The documentation HERE for numpy.polyfit defines the optional input vector w as the "weights to apply to the y-coordinates". This definition is unclear and does not seem the standard definition for the weights in least-squares fits (see e.g. HERE).
How does one calculate the weights to use in numpy.polyfit, in the common situation where one has the 1σ error (standard deviation) of the input measurements?
The relation between w and the 1σ errors in numpy.polyfit is
w = 1/sigma
which is different from what everybody will expect.
Edit: following my comment on Github, the numpy.polyfit 1.16 documentation now explicitly states "use 1/sigma (not 1/sigma**2)" to avoid people thinking there is a typo in the formula.

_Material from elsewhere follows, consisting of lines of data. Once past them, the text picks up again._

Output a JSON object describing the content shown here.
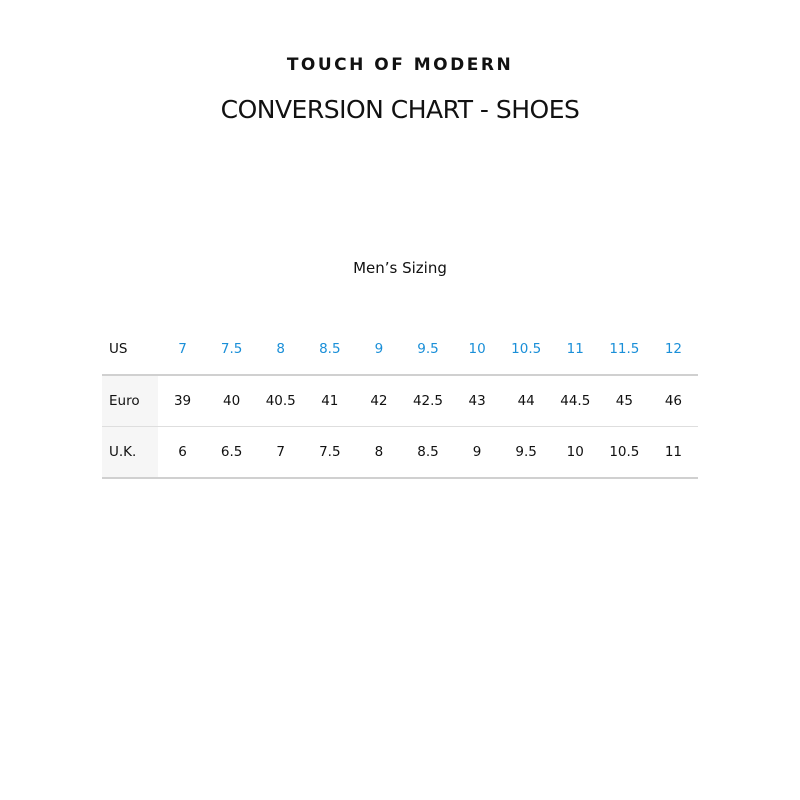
{
  "brand": "TOUCH OF MODERN",
  "title": "CONVERSION CHART - SHOES",
  "subtitle": "Men’s Sizing",
  "colors": {
    "us_values": "#1a8fd8",
    "row_label_bg": "#f6f6f6",
    "divider": "#d0d0d0"
  },
  "table": {
    "rows": [
      {
        "label": "US",
        "values": [
          "7",
          "7.5",
          "8",
          "8.5",
          "9",
          "9.5",
          "10",
          "10.5",
          "11",
          "11.5",
          "12"
        ]
      },
      {
        "label": "Euro",
        "values": [
          "39",
          "40",
          "40.5",
          "41",
          "42",
          "42.5",
          "43",
          "44",
          "44.5",
          "45",
          "46"
        ]
      },
      {
        "label": "U.K.",
        "values": [
          "6",
          "6.5",
          "7",
          "7.5",
          "8",
          "8.5",
          "9",
          "9.5",
          "10",
          "10.5",
          "11"
        ]
      }
    ]
  }
}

In least-squares fitting one generally defines the weights vector in such a way that the fit minimizes the squared error (see e.g. Wikipedia or NIST)

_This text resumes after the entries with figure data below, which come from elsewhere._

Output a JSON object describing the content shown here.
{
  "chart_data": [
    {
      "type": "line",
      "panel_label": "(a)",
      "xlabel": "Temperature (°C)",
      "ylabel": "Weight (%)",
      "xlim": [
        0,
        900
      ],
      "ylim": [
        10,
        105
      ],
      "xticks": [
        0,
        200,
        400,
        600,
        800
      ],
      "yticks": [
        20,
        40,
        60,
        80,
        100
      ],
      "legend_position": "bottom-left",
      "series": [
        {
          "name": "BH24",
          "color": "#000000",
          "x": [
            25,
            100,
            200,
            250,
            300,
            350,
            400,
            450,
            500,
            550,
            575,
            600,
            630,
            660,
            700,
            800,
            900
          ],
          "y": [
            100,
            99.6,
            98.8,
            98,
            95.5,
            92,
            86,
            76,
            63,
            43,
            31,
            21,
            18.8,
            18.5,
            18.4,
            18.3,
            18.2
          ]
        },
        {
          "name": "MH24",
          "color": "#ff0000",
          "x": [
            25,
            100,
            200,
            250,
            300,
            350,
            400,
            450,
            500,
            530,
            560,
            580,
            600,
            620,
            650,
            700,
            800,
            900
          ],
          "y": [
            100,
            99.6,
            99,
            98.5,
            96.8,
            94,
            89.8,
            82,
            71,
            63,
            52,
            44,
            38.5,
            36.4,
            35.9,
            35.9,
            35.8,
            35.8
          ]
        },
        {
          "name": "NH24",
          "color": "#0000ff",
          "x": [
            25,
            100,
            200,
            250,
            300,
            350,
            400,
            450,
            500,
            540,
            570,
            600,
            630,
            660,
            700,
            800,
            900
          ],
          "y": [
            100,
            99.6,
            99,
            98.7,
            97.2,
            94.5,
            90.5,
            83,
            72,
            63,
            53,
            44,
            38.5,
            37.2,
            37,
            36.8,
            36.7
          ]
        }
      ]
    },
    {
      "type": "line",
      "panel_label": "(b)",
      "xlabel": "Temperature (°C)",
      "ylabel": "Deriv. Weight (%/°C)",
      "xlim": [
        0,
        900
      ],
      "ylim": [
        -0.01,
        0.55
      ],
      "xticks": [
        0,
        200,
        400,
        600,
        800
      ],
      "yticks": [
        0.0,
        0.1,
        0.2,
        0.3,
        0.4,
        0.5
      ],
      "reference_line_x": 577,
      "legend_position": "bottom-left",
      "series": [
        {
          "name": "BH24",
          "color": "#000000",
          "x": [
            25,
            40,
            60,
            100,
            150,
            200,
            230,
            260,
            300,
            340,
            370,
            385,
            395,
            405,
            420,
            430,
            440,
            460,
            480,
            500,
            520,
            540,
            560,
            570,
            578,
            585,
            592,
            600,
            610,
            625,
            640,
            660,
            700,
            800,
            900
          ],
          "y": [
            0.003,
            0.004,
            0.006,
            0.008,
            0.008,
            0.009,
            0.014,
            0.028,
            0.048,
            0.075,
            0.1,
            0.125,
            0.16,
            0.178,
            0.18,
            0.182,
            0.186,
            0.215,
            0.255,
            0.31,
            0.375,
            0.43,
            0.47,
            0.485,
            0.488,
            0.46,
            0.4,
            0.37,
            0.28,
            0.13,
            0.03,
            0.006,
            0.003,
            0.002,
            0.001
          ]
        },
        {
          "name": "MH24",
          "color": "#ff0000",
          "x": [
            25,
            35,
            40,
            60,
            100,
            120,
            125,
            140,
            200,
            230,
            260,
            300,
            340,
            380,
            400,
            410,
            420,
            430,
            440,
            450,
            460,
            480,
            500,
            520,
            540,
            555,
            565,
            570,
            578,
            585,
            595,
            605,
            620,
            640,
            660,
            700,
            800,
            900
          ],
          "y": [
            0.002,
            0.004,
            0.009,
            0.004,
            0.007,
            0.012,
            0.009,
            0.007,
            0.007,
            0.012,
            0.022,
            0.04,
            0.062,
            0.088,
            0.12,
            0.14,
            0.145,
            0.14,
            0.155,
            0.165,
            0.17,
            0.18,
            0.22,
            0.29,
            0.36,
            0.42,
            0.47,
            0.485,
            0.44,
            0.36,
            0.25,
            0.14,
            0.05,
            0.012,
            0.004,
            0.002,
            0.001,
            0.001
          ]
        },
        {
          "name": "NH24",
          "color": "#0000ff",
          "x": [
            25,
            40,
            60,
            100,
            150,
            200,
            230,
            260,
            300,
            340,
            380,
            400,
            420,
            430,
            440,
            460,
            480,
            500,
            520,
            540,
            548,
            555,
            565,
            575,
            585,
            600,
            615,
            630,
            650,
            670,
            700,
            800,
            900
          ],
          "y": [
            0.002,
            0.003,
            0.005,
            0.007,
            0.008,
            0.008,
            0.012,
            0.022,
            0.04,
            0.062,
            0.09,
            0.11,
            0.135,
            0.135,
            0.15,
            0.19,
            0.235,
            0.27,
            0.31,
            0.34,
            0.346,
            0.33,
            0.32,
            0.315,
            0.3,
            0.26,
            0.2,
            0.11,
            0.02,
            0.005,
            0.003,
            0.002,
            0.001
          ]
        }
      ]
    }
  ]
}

chi2 = np.sum(weights*(p(x) - y)**2)
In the common situation where the 1σ errors (standard deviations) "sigma" are known one has the familiar textbook relation where the weights are the reciprocal of the variance
weights = 1/sigma**2
However the numpy.polyfit documentation defines the weight as "weights to apply to the y-coordinates". This definition is not quite correct. The weights apply to the fit residuals, not only to the y-coordinates.
More importantly, looking at the math in the Numpy (v1.9.1) code it appears that the Numpy code solves the linear problem below in the last-squares sense, where the w vector does indeed multiply the y-coordinate
(vander*w[:, np.newaxis]).dot(x) == y*w
But solving the above array expression in the least-squares sense is equivalent to minimizing the expression below with w inside the parenthesis
chi2 = np.sum((w*(vander.dot(x) - y))**2)
Or, using the notation of the Numpy documentation
chi2 = np.sum((w*(p(x) - y))**2)
in such a way that the relation between w and the 1σ errors is
w = 1/sigma
which is different from what everybody will expect.